How dare people read a cookbook to learn how to cook! >:(
@@ZPu95cookbooks are written by people who actually cook, it's more like getting taught how to cook by someone who's never stepped foot in a kitchen, sure they might be able to guess how to cook an egg but at the end of the day they are guessing at every turn
@@Lacmene8 Anyone can write a cookbook so this is completely false.
I think you mean anyone can post recipes on the internet, to publish an actual cookbook you do need to know what you're doing (although someone did let Ned Fulmer publish one so it's not an inflatable system lol)
This is what Brooder had to say about the video on his Discord server:
> they didn't address my main concern (interference) and they didn't even look at the originally recorded footage to check for zero padding or other forensic markers and he misrepresented the chatGPT thing
So now not only is Blink still a cheater, but Abyssoft and everyone involved didn’t do a thorough enough investigation.
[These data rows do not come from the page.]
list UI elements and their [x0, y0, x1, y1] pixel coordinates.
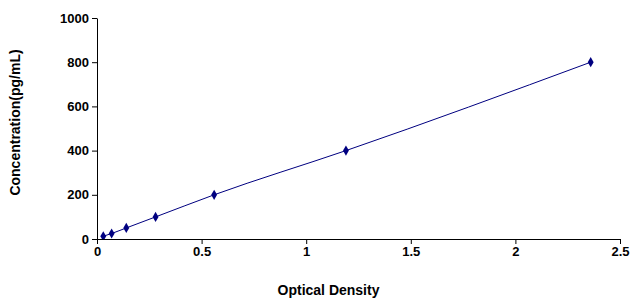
- y-axis: 0 200 400 600 800 1000: [60, 11, 97, 247]
- tick: 800: [67, 55, 97, 70]
- tick-label: 2: [512, 244, 519, 259]
- tick-label: 0: [82, 232, 89, 247]
- point: [123, 223, 129, 233]
- data: [100, 57, 593, 239]
- point: [211, 190, 217, 200]
- tick-label: 1.5: [402, 244, 420, 259]
- tick-label: 1000: [60, 11, 89, 26]
- tick-mark: [92, 195, 97, 196]
- point: [109, 228, 115, 238]
- plot: 0 0.5 1 1.5 2 2.5 0 200 400 600 800 1000: [60, 11, 629, 260]
- tick: 1.5: [402, 239, 420, 259]
- tick-label: 200: [67, 187, 89, 202]
- tick-label: 400: [67, 143, 89, 158]
- tick-label: 1: [303, 244, 310, 259]
- point: [100, 231, 106, 239]
- tick-label: 0.5: [193, 244, 211, 259]
- tick-label: 600: [67, 99, 89, 114]
- tick: 2.5: [611, 239, 629, 259]
- tick: 1: [303, 239, 310, 259]
- tick: 200: [67, 187, 97, 202]
- point: [588, 57, 594, 67]
- tick-mark: [92, 239, 97, 240]
- tick-mark: [92, 62, 97, 63]
- x-axis-title: Optical Density: [278, 282, 380, 298]
- x-axis: 0 0.5 1 1.5 2 2.5: [94, 239, 630, 259]
- tick: 600: [67, 99, 97, 114]
- tick: 1000: [60, 11, 97, 26]
- tick: 0: [82, 232, 97, 247]
- tick-label: 0: [94, 244, 101, 259]
- tick-mark: [92, 18, 97, 19]
- tick-label: 2.5: [611, 244, 629, 259]
- tick: 0.5: [193, 239, 211, 259]
- tick-mark: [92, 151, 97, 152]
- curve: [103, 62, 590, 236]
- chart: 0 0.5 1 1.5 2 2.5 0 200 400 600 800 1000 Optical Den…: [0, 0, 635, 305]
- axis-line: [97, 19, 98, 240]
- point: [153, 212, 159, 222]
- tick-mark: [92, 106, 97, 107]
- point: [343, 146, 349, 156]
- tick: 0: [94, 239, 101, 259]
- y-axis-title: Concentration(pg/mL): [7, 49, 23, 195]
- axis-line: [98, 239, 621, 240]
- tick: 2: [512, 239, 519, 259]
- tick: 400: [67, 143, 97, 158]
- tick-label: 800: [67, 55, 89, 70]
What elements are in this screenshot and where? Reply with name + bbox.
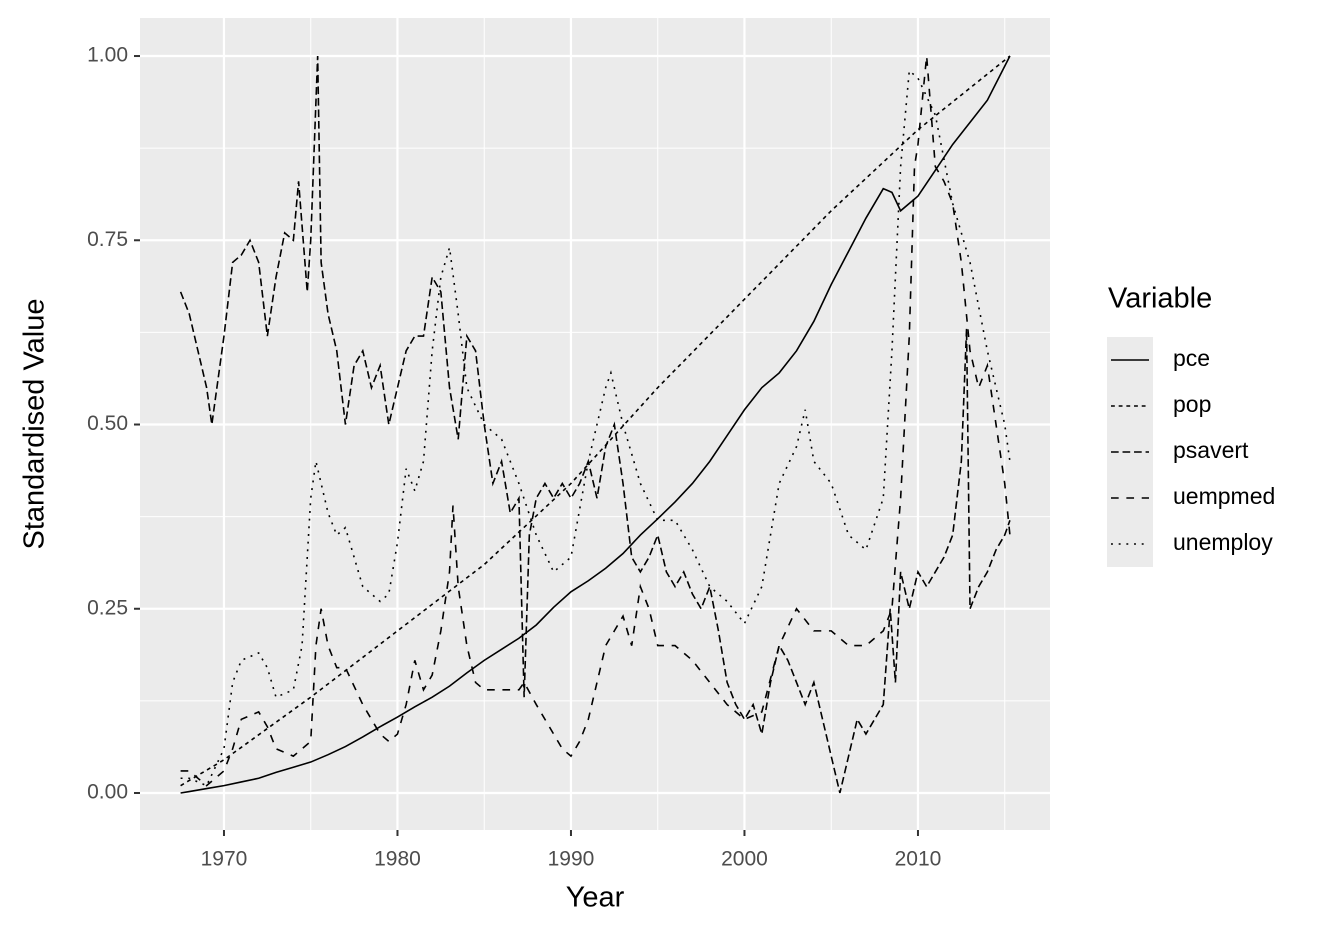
series-line [180, 69, 1011, 787]
y-tick-label: 1.00 [87, 44, 128, 67]
legend: pce pop psavert uempmed unemploy [1107, 337, 1275, 567]
y-tick-label: 0.25 [87, 596, 128, 619]
x-axis-title: Year [566, 882, 625, 914]
y-tick-label: 0.50 [87, 412, 128, 435]
legend-label: psavert [1173, 437, 1249, 463]
legend-label: unemploy [1173, 529, 1273, 555]
y-axis-title: Standardised Value [19, 299, 51, 550]
legend-title: Variable [1108, 283, 1212, 315]
x-tick-label: 1970 [201, 848, 248, 871]
y-tick-label: 0.00 [87, 781, 128, 804]
x-tick-label: 2010 [895, 848, 942, 871]
series-line [179, 55, 1011, 794]
legend-label: pop [1173, 391, 1211, 417]
series-line [180, 55, 1011, 787]
legend-label: uempmed [1173, 483, 1275, 509]
x-tick-label: 2000 [721, 848, 768, 871]
series-line [180, 55, 1011, 787]
legend-label: pce [1173, 345, 1210, 371]
y-tick-label: 0.75 [87, 228, 128, 251]
x-tick-label: 1980 [374, 848, 421, 871]
series-line [180, 55, 1011, 794]
axes: 0.00 0.25 0.50 0.75 1.00 1970 1980 1990 2000 2010 [87, 44, 941, 871]
lines [179, 55, 1011, 794]
x-tick-label: 1990 [548, 848, 595, 871]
He’s genuinely pathetic.
Also his friends / fans on the server are still treating Blink like he’s a cheater.
Leak the invite code
@@jellywillreturn if he did that the code would be deleted as you shouldn't promote harassment
This definitely feels like one of those things where he's working backwards, trying to find proof of his accusations, rather than analyzing the evidence to determine whether or not he's cheating
Can Brooder get awarded some type of Dunning-Kruger award? He basically speedran being a clueless regard by using chatGPT, so it should be on a leaderboard somewhere.
I think this is the first time I've seen "regard" used as a substitution of the r-slur, neat 👍
@@SynoPTL It's a stupid euphemism, like a lot of things from WallStreetBets.
Imagine just wanting to play games really fast, but you end up being the focus of a full-scale investigation just ‘cause some guy couldn’t believe that you were good at video games.
Brood def deserves a 6 month to a 1 year ban for everyone troubles
Lifetime. He went out of his way to try and ruin another persons credibility and it was likely out of jealousy at best.
I was NOT expecting Chat GPT being dragged into this...
I can't believe people actually use it to learn things, given how unreliable it is, and not just to cheese out college homework.
"He didn't want to make an accusation without evidence" proceeds to make accusations without evidence.
fabricated the evidence thanks to chatgpt wanting to fit the narrative of the human asking
False accusations should be treated almost as severely as faked runs. The individual doing this should never be involved in analysis of any speedrun ever again.
Brooder cannot just accuse Blink without VERIFIEDS evidences.
Immagine a mechanic (with no qualifications) telling you to replace the whole engine, just because he talked with an AI.
Cheating must be discouraged in competitive playing, but trying to humiliate someone that till now has play fair, is awful.
He should have worked on his allegations in private with a sound expert, and knowing Blink perificals devices. And after verify his finding with a mod, made the post public (especially not during a stream)
Maybe a question should be why the investigation team took his claim so seriously and did not verify brood's credentials first.
Maybe cause he provided some evidences about his theory, even if they weren't verified. At least now we know that someone without background experience shouldn't be listened.
@@Mario6732Because Brood didn’t back down and in fact doubled down even when given an opportunity to form a different opinion. Real damage was done here.
The main takeaway I got is that Blink is an absolute legend and Brood is a loser. I don't need ChatGPT to tell me that much
Shoutouts to everyone that helped defend him, he was accused unfairly and I'm very glad the community came to his aid
I think the use of ChatGPT makes it a tool-assisted speed accusation.
As soon as it was discovered he learned via ChatGPT, the whole allegation should have been thrown out (unless the experts were already well on their way to completing it, or done; I'm tired, I mighta missed that bit).
Based on what was brought up in this video, Blink handled things very professionally. Hats off to him for that, as well as for SMASHING that 5h window.